Higher food, fuel prices likely drove up inflation in July

Ramon Royandoyan - Philstar.com
Higher food, fuel prices likely drove up inflation in July
Noche Buena items sold at Commonwealth Market last November 08, 2020.
The STAR / Michael Varcas

MANILA, Philippines — Higher fuel and food prices, compounded by a surge in power rates and a weak currency, likely stoked inflation in July, the Bangko Sentral ng Pilipinas said.

In a statement on Friday, the BSP said it expects inflation to settle between 3.9-4.7% in July. If the upper-end of the forecast range is realized, it would be faster than 4.1% annual reading recorded in June and would settle above the central bank’s 2-4% annual target.

State statisticians will report the official July inflation data on August 5.

Much of the price concerns are hinged on global petroleum prices staying elevated for the past month as easing lockdowns boost demand for oil, thereby pushing domestic fuel costs up. Because the Philippines is a net oil importer, the peso’s current weakness also added some upward price pressure. Energy department data showed local oil companies adjusted fuel prices four times this month, mostly increases.

At the same time, key food items also got more expensive this month, the BSP said, as heavy monsoon rains damage crops. Prices of meat, especially pork, also stay high as the local African swine fever outbreak remains uncontained, although authorities expect some easing of price pressures as pork supply from abroad arrives.

On top of that, power costs inched up in July for customers of Manila Electric Co., the country’s largest power distributor, on the back of higher electricity prices in the energy spot market.

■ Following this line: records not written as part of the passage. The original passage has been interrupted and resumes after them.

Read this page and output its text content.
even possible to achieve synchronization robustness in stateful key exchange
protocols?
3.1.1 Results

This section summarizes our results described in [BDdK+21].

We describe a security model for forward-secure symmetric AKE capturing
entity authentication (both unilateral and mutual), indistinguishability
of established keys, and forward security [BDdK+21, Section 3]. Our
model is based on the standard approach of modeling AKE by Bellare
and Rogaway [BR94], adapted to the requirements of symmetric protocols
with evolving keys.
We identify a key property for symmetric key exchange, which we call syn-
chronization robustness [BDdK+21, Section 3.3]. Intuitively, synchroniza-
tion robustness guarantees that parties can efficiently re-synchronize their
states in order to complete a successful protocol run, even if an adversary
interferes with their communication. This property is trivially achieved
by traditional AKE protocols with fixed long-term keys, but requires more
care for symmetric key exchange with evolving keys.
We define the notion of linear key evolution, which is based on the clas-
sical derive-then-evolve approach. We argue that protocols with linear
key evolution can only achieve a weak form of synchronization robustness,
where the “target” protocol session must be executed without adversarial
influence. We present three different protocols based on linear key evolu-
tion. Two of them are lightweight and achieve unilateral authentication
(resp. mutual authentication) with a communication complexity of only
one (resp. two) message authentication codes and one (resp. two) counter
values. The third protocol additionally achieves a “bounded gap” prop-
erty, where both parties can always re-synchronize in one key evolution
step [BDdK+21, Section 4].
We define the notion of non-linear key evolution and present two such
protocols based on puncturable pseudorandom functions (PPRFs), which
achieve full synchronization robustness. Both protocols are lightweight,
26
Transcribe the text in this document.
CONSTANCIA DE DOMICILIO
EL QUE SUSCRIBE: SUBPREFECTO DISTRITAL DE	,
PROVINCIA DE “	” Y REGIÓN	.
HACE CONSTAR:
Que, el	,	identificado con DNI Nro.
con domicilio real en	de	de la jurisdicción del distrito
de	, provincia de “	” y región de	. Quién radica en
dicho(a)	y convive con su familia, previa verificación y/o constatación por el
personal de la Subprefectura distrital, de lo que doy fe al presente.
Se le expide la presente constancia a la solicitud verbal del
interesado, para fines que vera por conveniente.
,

"Moving forward, the BSP will continue to monitor emerging price developments to ensure that its primary mandate of price stability conducive to balanced and sustainable economic growth is achieved," the central bank said.

Notwithstanding, the central bank repeatedly said its monetary policy stance will remain accommodative for this entire crisis, holding off any rate changes that could push interest rates and derail the country’s fragile recovery from a pandemic-led recession. Some like Gilbert Lopez, head of research for Macquarie Capital Securities, noted that inflation in the Philippines is of “no concern” at the moment.

“We think inflation is less of a concern these days. That helps the policy rate, the taper risk is there but rapidly being pushed back,” he said in a midyear briefing of the Philippine Stock Exchange on Thursday.